Algo, entretanto, acontece que vai tirar o ancião de tempo. O pedido absurdo da mulher é que ele desapareça da vida dela. A esse choque vem juntar-se a decepção com o filho mais velho que se diz cansado da empresa e do casamento e pior que isso; o ressentimento que nutre pelo filho Julián, um pintor excêntrico que se julga o próprio Toulouse-Lautrec vivendo na Paris boêmia dos anos vinte. Esse filho caçula e solteiro de 42 anos é um imbecil da cabeça aos pés apesar de ser homem culto e instruído. Num episódio recente, recordado por Mayol enquanto caminha pelas tumbas de um cemitério, chama o pai de inculto. Ora, o complexo de inferioridade por ter freqüentado a escola só até os catorze anos é uma frustração que Mayol carrega.
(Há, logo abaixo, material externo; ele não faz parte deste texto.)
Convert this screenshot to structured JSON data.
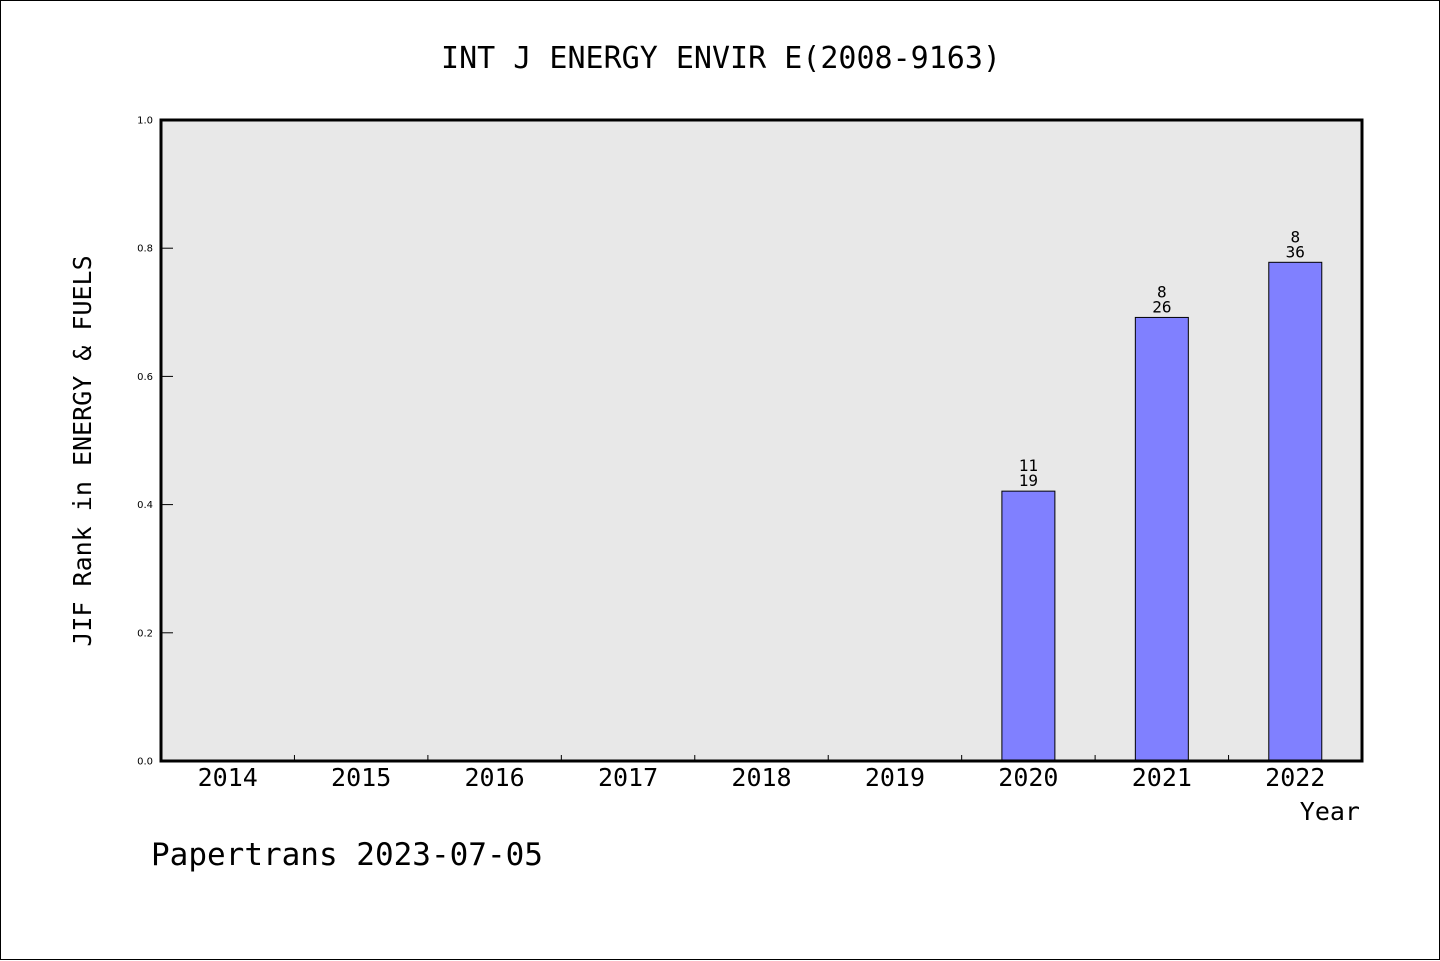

Recordar-se da declaração do filho no momento de crise desencadeada pela expulsão da mulher só piora as coisas e o faz se sentir como a última das criaturas.

Na página 179 nos surpreendemos com o narrador. Não é onisciente, não é Vila-Matas, mas o gerente do hotel onde está hospedado Mayol na Madeira. Esse gerente se interessa pela história do velho e vê nela a oportunidade de escrever seu primeiro romance, apresenta o hospede a uma espécie de clube literário e a história do homem em crise acaba incluindo conversas sobre o livro – mesmo os que Mayol disse que leu sem ter lido – e nós, leitores de Vila-Matas, reencontramos o autor que não consegue separar a vida da literatura.

Um comentário:

Negro Sangue disse...

Ler livros que tratam de outros livros amplia nossa visão sobre estas leituras, anteriores. Como se diz na minha terra "é massa!".